また、ATMによって手数料が違い、まれに高額の手数料がかかるATMがあるので注意したい。
メリット・デメリット比較
キャッシングのメリット
スピーディにお金を借りられる
キャッシングはコンビニのATMなどでも可能なことが多いため、時間帯や曜日を問わず、必要な時にすぐお金を借りることができる。
「すぐにお金が必要」という時や、予期せぬ出費があった場合には、非常に助かるサービスだ。
面倒な手続きが不要
キャッシングは申し込みをして審査に通ればすぐに使えるサービスだ。
担保や保証人も不要で、クレジットカードがあれば借りることができるため、新たにカードを発行する手間もない。
面倒な手続きなく簡単にお金を借りられることは、メリットが大きいといえるだろう。
周囲にバレにくい
消費者金融などでお金を借りる場合、店舗に入る所を誰かに見られてしまう可能性もある。
キャッシングの場合は通常のATMで引き出せるため、バレてしまう心配が少ない。
どうしても見られたくない場合には、パソコンやスマートフォンなどから申し込みを済ませ、口座振込を選べば、キャッシングをしていることを知られずに済む。
家族や知人に知られずにお金を借りたい人には、キャッシングは他の方法に比べ安心である。
キャッシングのデメリット
利息が高い
クレジットカードのキャッシングは、他のカードローンなどと比べても利息が高い。
これは、本来クレジットカードは買い物などに利用することが目的であり、お金を借りるためのカードではないことが理由のひとつである。

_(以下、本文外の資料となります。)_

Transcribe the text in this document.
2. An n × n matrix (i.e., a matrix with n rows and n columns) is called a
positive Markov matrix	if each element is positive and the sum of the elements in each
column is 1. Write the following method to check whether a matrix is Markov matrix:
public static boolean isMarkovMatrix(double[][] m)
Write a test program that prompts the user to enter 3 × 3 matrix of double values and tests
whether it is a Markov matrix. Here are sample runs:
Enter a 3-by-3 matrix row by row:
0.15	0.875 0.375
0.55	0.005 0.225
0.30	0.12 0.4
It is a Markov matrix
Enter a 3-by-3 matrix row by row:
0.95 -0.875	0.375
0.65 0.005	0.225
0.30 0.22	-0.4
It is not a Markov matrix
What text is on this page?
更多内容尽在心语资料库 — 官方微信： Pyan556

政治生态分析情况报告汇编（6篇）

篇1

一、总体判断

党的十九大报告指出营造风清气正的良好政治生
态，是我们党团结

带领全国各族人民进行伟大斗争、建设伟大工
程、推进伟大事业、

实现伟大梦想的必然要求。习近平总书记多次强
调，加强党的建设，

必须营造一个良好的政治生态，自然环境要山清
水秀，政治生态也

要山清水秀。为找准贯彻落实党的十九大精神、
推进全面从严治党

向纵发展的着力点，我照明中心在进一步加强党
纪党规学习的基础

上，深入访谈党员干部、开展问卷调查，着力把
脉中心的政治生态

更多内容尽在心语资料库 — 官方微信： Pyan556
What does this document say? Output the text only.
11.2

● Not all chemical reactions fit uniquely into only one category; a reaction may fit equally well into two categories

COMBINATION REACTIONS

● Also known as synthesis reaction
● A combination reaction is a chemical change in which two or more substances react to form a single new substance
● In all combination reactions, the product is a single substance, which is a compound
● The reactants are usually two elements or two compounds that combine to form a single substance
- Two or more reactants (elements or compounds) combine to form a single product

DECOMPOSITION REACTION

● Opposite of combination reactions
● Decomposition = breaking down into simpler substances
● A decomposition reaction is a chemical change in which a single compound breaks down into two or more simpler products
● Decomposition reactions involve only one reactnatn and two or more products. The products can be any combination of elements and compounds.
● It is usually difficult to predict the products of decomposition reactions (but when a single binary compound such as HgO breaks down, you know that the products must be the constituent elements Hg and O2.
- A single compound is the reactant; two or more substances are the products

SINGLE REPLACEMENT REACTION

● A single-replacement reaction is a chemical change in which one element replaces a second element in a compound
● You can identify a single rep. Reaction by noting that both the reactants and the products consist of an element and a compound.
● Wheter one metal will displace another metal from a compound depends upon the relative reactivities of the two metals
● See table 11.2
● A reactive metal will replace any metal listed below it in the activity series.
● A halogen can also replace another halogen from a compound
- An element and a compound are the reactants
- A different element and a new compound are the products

「借りたお金だけを返せばよい」というわけではなく、利息を含めた返済となる点には注意が必要だ。
利用限度額が低い
キャッシングでは、月に借りられる上限が数十万円程度である所がほとんどだ。
そのため数百万円などまとまったお金を借りたい場合、キャッシングは適していない。
キャッシングで借りられる金額は、あくまで少額が基本であるという点は把握しておきたい。
こんなときにおすすめ
キャッシングはどのようなときに使われるのだろうか。
例として、次のようなときはキャッシングを利用できると便利だ。
- 多額の医療費が必要になったとき
- 冠婚葬祭が続くとき
- 給料日前にお金が足りなくなったとき
いずれも、一時的にまとまったお金が必要になり、かつ、返済の目途が立っている場合だ。
そういったときには、キャッシングを活用すると良いのではないだろうか。
常識の範囲内で利用しよう
予期せぬ出来事などで急遽お金が必要になった場合、キャッシングは大きな助けとなる。
海外キャッシングの場合には、海外旅行などの際に上手に活用すればメリットも多い。
キャッシングはあくまでも「借金」であることを念頭に置き、必ず返済できる範囲内で常識的に利用しよう。